Students and faculty will mingle outside the classroom to create a social front to the Honors Program. The Honors Association, a new club created to enrich and enhance the Honors Program experience, encourages all students—regardless of whether they are in the Honors Program—to enjoy light refreshments and relaxed atmosphere.
“I was really excited about the opportunity to get other students involved in meeting each other,” said Adra Bowman, Honors Association Event Coordinator and third-year Language, Culture and Society major. “Certainly, you might run into an honors student in an honors seminar or a section, but you don’t really get to know them outside of the class.”
Bowman added that students also do not usually socialize with their professors outside of the classroom. At the meet-and-greet, faculty from various departments will introduce themselves to students in order to encourage networking between students and professors.

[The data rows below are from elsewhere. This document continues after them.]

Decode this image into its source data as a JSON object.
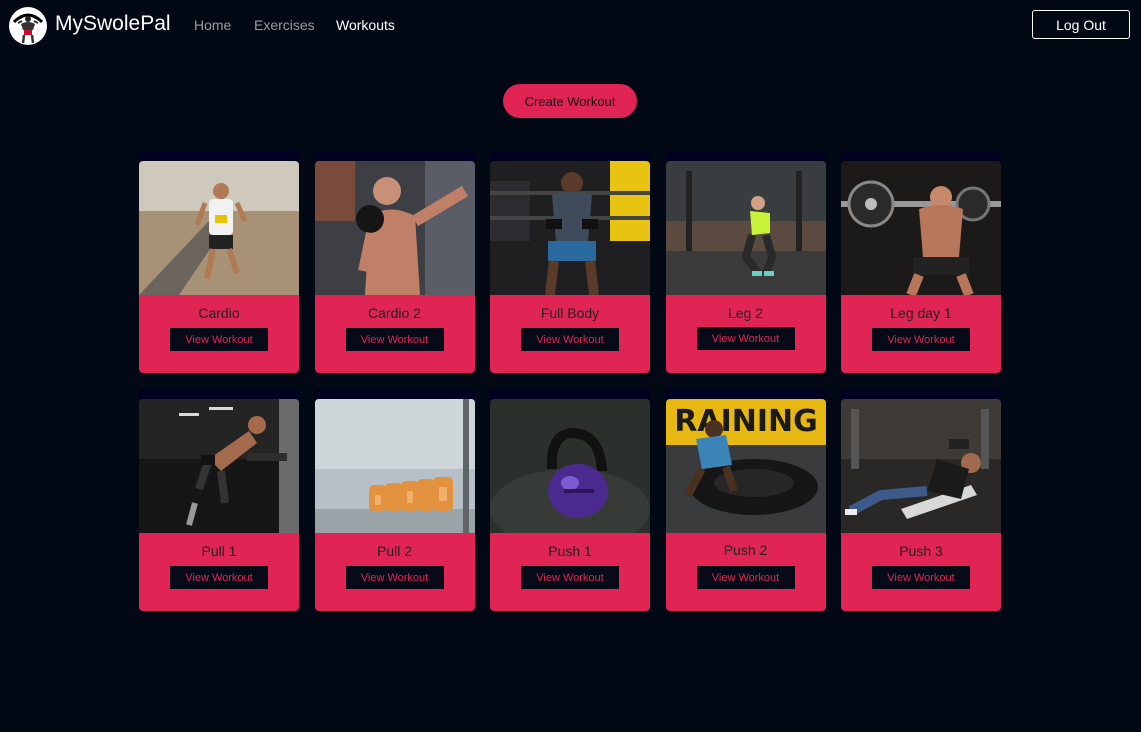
{
  "app": {
    "brand": "MySwolePal",
    "logo_icon": "bodybuilder-logo-icon"
  },
  "nav": {
    "links": [
      {
        "label": "Home",
        "active": false
      },
      {
        "label": "Exercises",
        "active": false
      },
      {
        "label": "Workouts",
        "active": true
      }
    ],
    "logout_label": "Log Out"
  },
  "actions": {
    "create_label": "Create Workout"
  },
  "workouts": [
    {
      "title": "Cardio",
      "button": "View Workout"
    },
    {
      "title": "Cardio 2",
      "button": "View Workout"
    },
    {
      "title": "Full Body",
      "button": "View Workout"
    },
    {
      "title": "Leg 2",
      "button": "View Workout"
    },
    {
      "title": "Leg day 1",
      "button": "View Workout"
    },
    {
      "title": "Pull 1",
      "button": "View Workout"
    },
    {
      "title": "Pull 2",
      "button": "View Workout"
    },
    {
      "title": "Push 1",
      "button": "View Workout"
    },
    {
      "title": "Push 2",
      "button": "View Workout"
    },
    {
      "title": "Push 3",
      "button": "View Workout"
    }
  ],
  "colors": {
    "background": "#030914",
    "accent": "#e02453",
    "card_button": "#070b18"
  }
}
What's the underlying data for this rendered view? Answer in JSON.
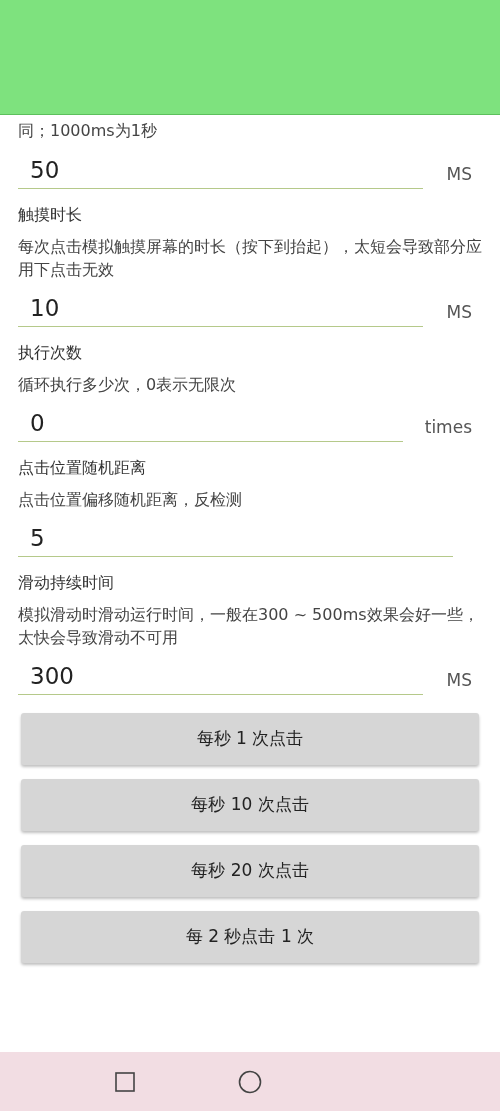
{
  "intro_text": "同；1000ms为1秒",
  "settings": [
    {
      "value": "50",
      "unit": "MS"
    },
    {
      "title": "触摸时长",
      "description": "每次点击模拟触摸屏幕的时长（按下到抬起），太短会导致部分应用下点击无效",
      "value": "10",
      "unit": "MS"
    },
    {
      "title": "执行次数",
      "description": "循环执行多少次，0表示无限次",
      "value": "0",
      "unit": "times"
    },
    {
      "title": "点击位置随机距离",
      "description": "点击位置偏移随机距离，反检测",
      "value": "5"
    },
    {
      "title": "滑动持续时间",
      "description": "模拟滑动时滑动运行时间，一般在300 ~ 500ms效果会好一些，太快会导致滑动不可用",
      "value": "300",
      "unit": "MS"
    }
  ],
  "buttons": [
    "每秒 1 次点击",
    "每秒 10 次点击",
    "每秒 20 次点击",
    "每 2 秒点击 1 次"
  ]
}
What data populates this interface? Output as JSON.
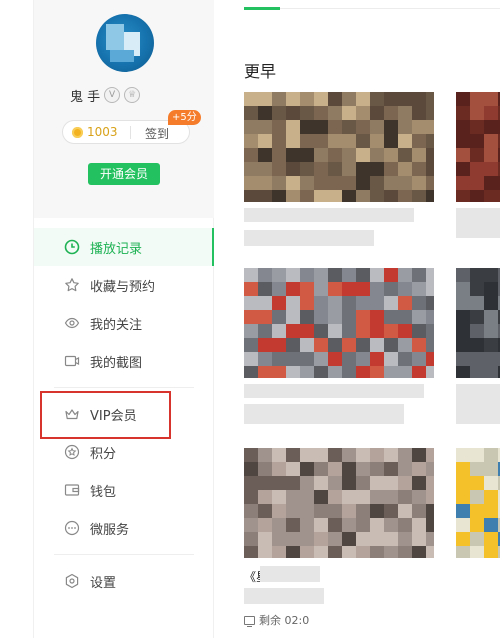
{
  "sidebar": {
    "user": {
      "name": "鬼 手",
      "badges": [
        "V",
        "♕"
      ]
    },
    "points": {
      "value": "1003",
      "signin_label": "签到",
      "bonus": "+5分"
    },
    "vip_button": "开通会员",
    "menu": [
      {
        "label": "播放记录",
        "icon": "clock-icon",
        "active": true
      },
      {
        "label": "收藏与预约",
        "icon": "star-icon",
        "active": false
      },
      {
        "label": "我的关注",
        "icon": "eye-icon",
        "active": false
      },
      {
        "label": "我的截图",
        "icon": "camera-icon",
        "active": false
      },
      {
        "label": "VIP会员",
        "icon": "crown-icon",
        "active": false
      },
      {
        "label": "积分",
        "icon": "points-icon",
        "active": false
      },
      {
        "label": "钱包",
        "icon": "wallet-icon",
        "active": false
      },
      {
        "label": "微服务",
        "icon": "more-icon",
        "active": false
      },
      {
        "label": "设置",
        "icon": "settings-icon",
        "active": false
      }
    ]
  },
  "main": {
    "section_title": "更早",
    "item_partial_title": "《星",
    "remaining_label": "剩余 02:0"
  },
  "colors": {
    "accent": "#23c15f",
    "highlight": "#d6342c",
    "coin": "#f3b320",
    "bonus": "#f57c2a"
  }
}
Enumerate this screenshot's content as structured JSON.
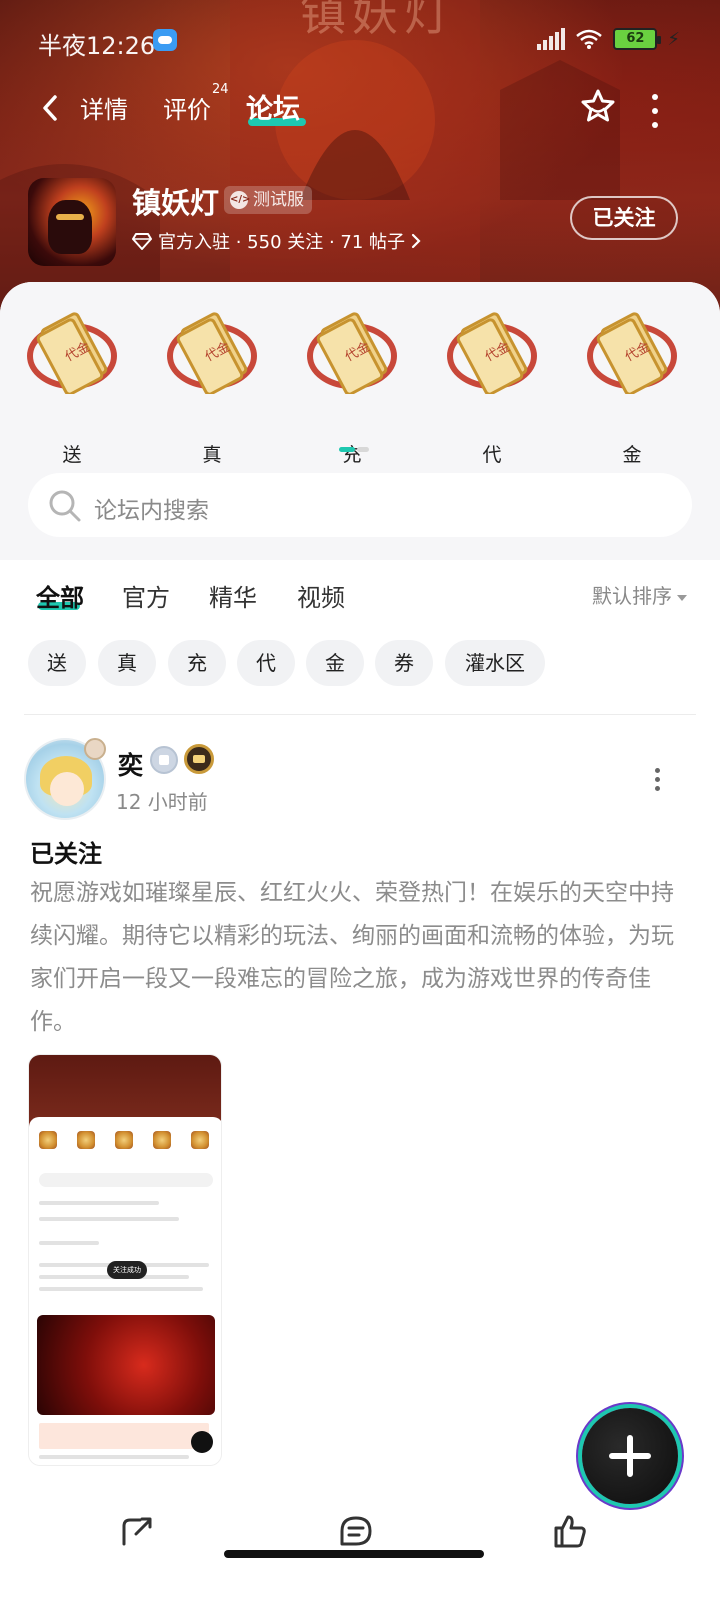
{
  "status_bar": {
    "time": "半夜12:26",
    "battery": "62"
  },
  "nav": {
    "tabs": [
      {
        "label": "详情"
      },
      {
        "label": "评价",
        "badge": "24"
      },
      {
        "label": "论坛",
        "active": true
      }
    ]
  },
  "game": {
    "name": "镇妖灯",
    "badge": "测试服",
    "meta": "官方入驻 · 550 关注 · 71 帖子",
    "follow_label": "已关注",
    "hero_title_art": "镇妖灯"
  },
  "entries": [
    {
      "label": "送"
    },
    {
      "label": "真"
    },
    {
      "label": "充"
    },
    {
      "label": "代"
    },
    {
      "label": "金"
    }
  ],
  "search": {
    "placeholder": "论坛内搜索"
  },
  "filter_tabs": [
    {
      "label": "全部",
      "active": true
    },
    {
      "label": "官方"
    },
    {
      "label": "精华"
    },
    {
      "label": "视频"
    }
  ],
  "sort_label": "默认排序",
  "chips": [
    "送",
    "真",
    "充",
    "代",
    "金",
    "券",
    "灌水区"
  ],
  "post": {
    "username": "奕",
    "time": "12 小时前",
    "title": "已关注",
    "body": "祝愿游戏如璀璨星辰、红红火火、荣登热门！在娱乐的天空中持续闪耀。期待它以精彩的玩法、绚丽的画面和流畅的体验，为玩家们开启一段又一段难忘的冒险之旅，成为游戏世界的传奇佳作。",
    "image_toast": "关注成功"
  },
  "colors": {
    "accent": "#1ec8b0",
    "hero_bg": "#7a2216"
  }
}
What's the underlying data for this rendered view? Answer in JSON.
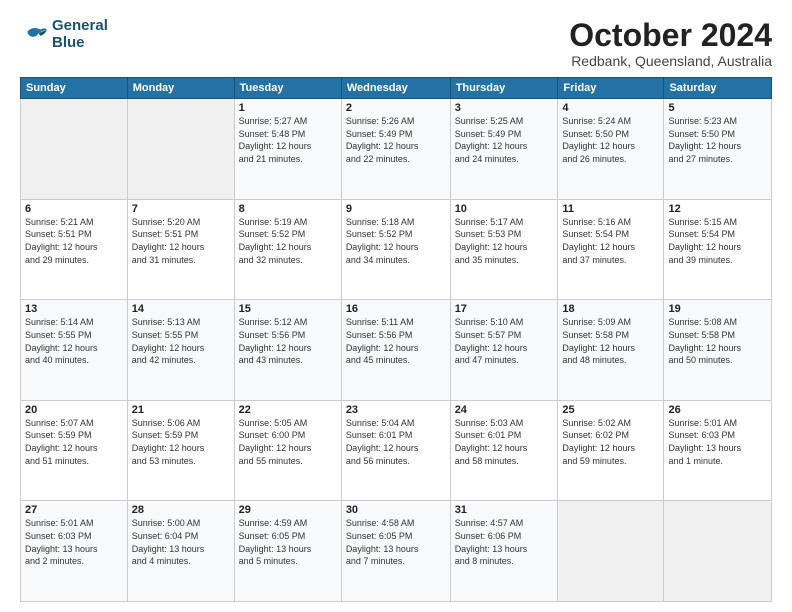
{
  "header": {
    "logo_line1": "General",
    "logo_line2": "Blue",
    "month": "October 2024",
    "location": "Redbank, Queensland, Australia"
  },
  "weekdays": [
    "Sunday",
    "Monday",
    "Tuesday",
    "Wednesday",
    "Thursday",
    "Friday",
    "Saturday"
  ],
  "weeks": [
    [
      {
        "day": "",
        "info": ""
      },
      {
        "day": "",
        "info": ""
      },
      {
        "day": "1",
        "info": "Sunrise: 5:27 AM\nSunset: 5:48 PM\nDaylight: 12 hours\nand 21 minutes."
      },
      {
        "day": "2",
        "info": "Sunrise: 5:26 AM\nSunset: 5:49 PM\nDaylight: 12 hours\nand 22 minutes."
      },
      {
        "day": "3",
        "info": "Sunrise: 5:25 AM\nSunset: 5:49 PM\nDaylight: 12 hours\nand 24 minutes."
      },
      {
        "day": "4",
        "info": "Sunrise: 5:24 AM\nSunset: 5:50 PM\nDaylight: 12 hours\nand 26 minutes."
      },
      {
        "day": "5",
        "info": "Sunrise: 5:23 AM\nSunset: 5:50 PM\nDaylight: 12 hours\nand 27 minutes."
      }
    ],
    [
      {
        "day": "6",
        "info": "Sunrise: 5:21 AM\nSunset: 5:51 PM\nDaylight: 12 hours\nand 29 minutes."
      },
      {
        "day": "7",
        "info": "Sunrise: 5:20 AM\nSunset: 5:51 PM\nDaylight: 12 hours\nand 31 minutes."
      },
      {
        "day": "8",
        "info": "Sunrise: 5:19 AM\nSunset: 5:52 PM\nDaylight: 12 hours\nand 32 minutes."
      },
      {
        "day": "9",
        "info": "Sunrise: 5:18 AM\nSunset: 5:52 PM\nDaylight: 12 hours\nand 34 minutes."
      },
      {
        "day": "10",
        "info": "Sunrise: 5:17 AM\nSunset: 5:53 PM\nDaylight: 12 hours\nand 35 minutes."
      },
      {
        "day": "11",
        "info": "Sunrise: 5:16 AM\nSunset: 5:54 PM\nDaylight: 12 hours\nand 37 minutes."
      },
      {
        "day": "12",
        "info": "Sunrise: 5:15 AM\nSunset: 5:54 PM\nDaylight: 12 hours\nand 39 minutes."
      }
    ],
    [
      {
        "day": "13",
        "info": "Sunrise: 5:14 AM\nSunset: 5:55 PM\nDaylight: 12 hours\nand 40 minutes."
      },
      {
        "day": "14",
        "info": "Sunrise: 5:13 AM\nSunset: 5:55 PM\nDaylight: 12 hours\nand 42 minutes."
      },
      {
        "day": "15",
        "info": "Sunrise: 5:12 AM\nSunset: 5:56 PM\nDaylight: 12 hours\nand 43 minutes."
      },
      {
        "day": "16",
        "info": "Sunrise: 5:11 AM\nSunset: 5:56 PM\nDaylight: 12 hours\nand 45 minutes."
      },
      {
        "day": "17",
        "info": "Sunrise: 5:10 AM\nSunset: 5:57 PM\nDaylight: 12 hours\nand 47 minutes."
      },
      {
        "day": "18",
        "info": "Sunrise: 5:09 AM\nSunset: 5:58 PM\nDaylight: 12 hours\nand 48 minutes."
      },
      {
        "day": "19",
        "info": "Sunrise: 5:08 AM\nSunset: 5:58 PM\nDaylight: 12 hours\nand 50 minutes."
      }
    ],
    [
      {
        "day": "20",
        "info": "Sunrise: 5:07 AM\nSunset: 5:59 PM\nDaylight: 12 hours\nand 51 minutes."
      },
      {
        "day": "21",
        "info": "Sunrise: 5:06 AM\nSunset: 5:59 PM\nDaylight: 12 hours\nand 53 minutes."
      },
      {
        "day": "22",
        "info": "Sunrise: 5:05 AM\nSunset: 6:00 PM\nDaylight: 12 hours\nand 55 minutes."
      },
      {
        "day": "23",
        "info": "Sunrise: 5:04 AM\nSunset: 6:01 PM\nDaylight: 12 hours\nand 56 minutes."
      },
      {
        "day": "24",
        "info": "Sunrise: 5:03 AM\nSunset: 6:01 PM\nDaylight: 12 hours\nand 58 minutes."
      },
      {
        "day": "25",
        "info": "Sunrise: 5:02 AM\nSunset: 6:02 PM\nDaylight: 12 hours\nand 59 minutes."
      },
      {
        "day": "26",
        "info": "Sunrise: 5:01 AM\nSunset: 6:03 PM\nDaylight: 13 hours\nand 1 minute."
      }
    ],
    [
      {
        "day": "27",
        "info": "Sunrise: 5:01 AM\nSunset: 6:03 PM\nDaylight: 13 hours\nand 2 minutes."
      },
      {
        "day": "28",
        "info": "Sunrise: 5:00 AM\nSunset: 6:04 PM\nDaylight: 13 hours\nand 4 minutes."
      },
      {
        "day": "29",
        "info": "Sunrise: 4:59 AM\nSunset: 6:05 PM\nDaylight: 13 hours\nand 5 minutes."
      },
      {
        "day": "30",
        "info": "Sunrise: 4:58 AM\nSunset: 6:05 PM\nDaylight: 13 hours\nand 7 minutes."
      },
      {
        "day": "31",
        "info": "Sunrise: 4:57 AM\nSunset: 6:06 PM\nDaylight: 13 hours\nand 8 minutes."
      },
      {
        "day": "",
        "info": ""
      },
      {
        "day": "",
        "info": ""
      }
    ]
  ]
}
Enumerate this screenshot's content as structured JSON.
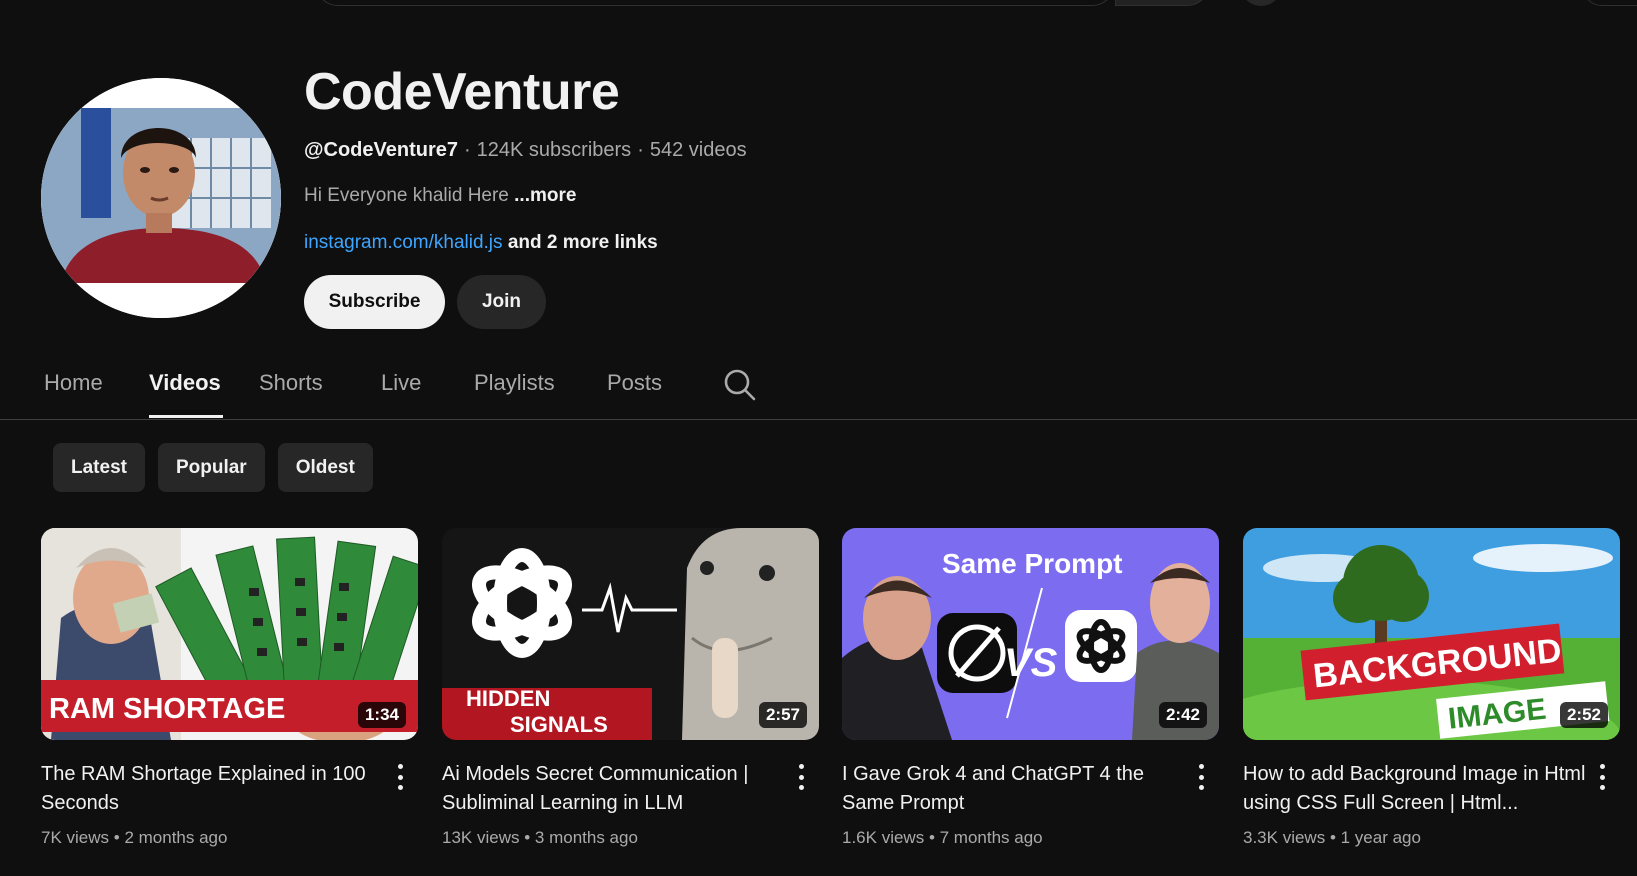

A secondary goal of the meet-and-greet is to allow students to advance their academic development in the Honors Program.
“We will work with professors to develop seminars that students are interested in and make the sections more accessible to students,” said Bowman.
The informal event will open with a brief presentation on networking tips followed by faculty introductions. After, students and professors will socialize and freely brainstorm ideas for new honors seminars. Additionally, the Honors Association will present the goals of the new club and encourage students to get involved.
The Honors Association, currently consisting of eight members, recently assembled during spring quarter. The student coordinators hope to host other events in the future, such as barbecues and beach days. Calla Martyn, a first-year Biology major and the Social Events Coordinator, said that events like these will enrich the honors experience.
“We want to make it feel more like an actual group of people than just a list of people,” said Martyn.
To further this camaraderie, the Honors Association hopes to revamp a mentorship program that will partner current honors students with incoming freshman. More experienced students can help new students navigate their way through the university, give them tips for success, and introduce them to opportunities, events and clubs on campus.
“That’s why I decided to become involved in the Honors Association: so we could create more of a community feel between the students, the faculty and the Honors Association,” said Bowman.